Ever since we started our research and development activities in 1996, our consistent use of smart technologies has enabled us to carry out R&D work faster, more precisely and more efficiently. To further expand our leading market position and keep up with the complexity of our research fields, we are continuously refining our digital research and development methods. The use of innovative VR, XR and AI technologies not only allows us to reduce the processing time and error rates of scientific calculations and analyse large amounts of data, but also to test new conceptual approaches to extremely complex problems. Our n-AI algorithms have an increasing impact on the organisation of our R&D activities and the efficiency of our research processes.
One of the benefits of the nanoFlowcell AI system – or n-AI for short – is that it improves productivity in the development of materials. For example, we use n-AI technology to speed up the synthesis and testing phases when we develop new materials, as well as to gain faster insights into how physical and chemical structures affect the properties of a molecule. As a result, we are able to accelerate the discovery and development of breakthrough technologies, such as membrane structures for our nanoFlowcell® or powerful new molecules for electrolyte solutions. Indeed, nanoFlowcell® and bi-ION® are prime examples of our uncompromising approach to research and development.
It is only during our intensive work on applications that we realise their potential for improvement: When we started thinking about the power system in electric vehicles and how to adapt a nanoFlowcell® to the conventional high-voltage system used in them, our engineers ultimately broke with the technological mainstream and instead developed the world’s first road-legal low-voltage electric drive system. Our nanoFlowcell® 48VOLT low-voltage electric drive system delivers uncompromising improvements over comparable high-voltage systems in terms of safety, weight, cost and performance.

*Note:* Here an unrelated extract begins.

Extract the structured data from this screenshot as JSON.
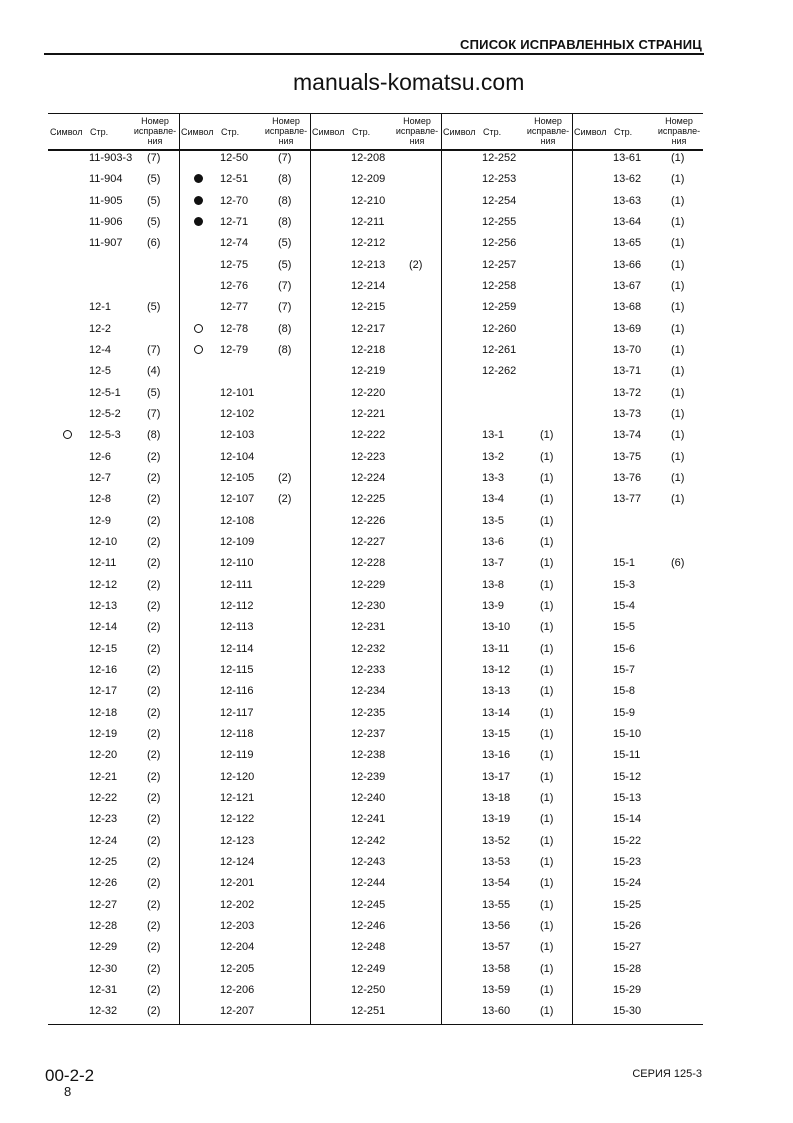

The situation is similar in other areas of our work. In recent years, we have made great strides in the fields of AI and machine learning, especially since we decided to no longer use our AI applications exclusively for our internal R&D processes, but also to develop applications in robotics, intelligent production automation and energy distribution systems or improved autonomous drive systems. And we have now reached a stage where n-AI is not only being used in the application development process, but is being built into the applications themselves. Our aim is to make applications smarter and thus support a sustainable and desirable triad of economy, society and nature.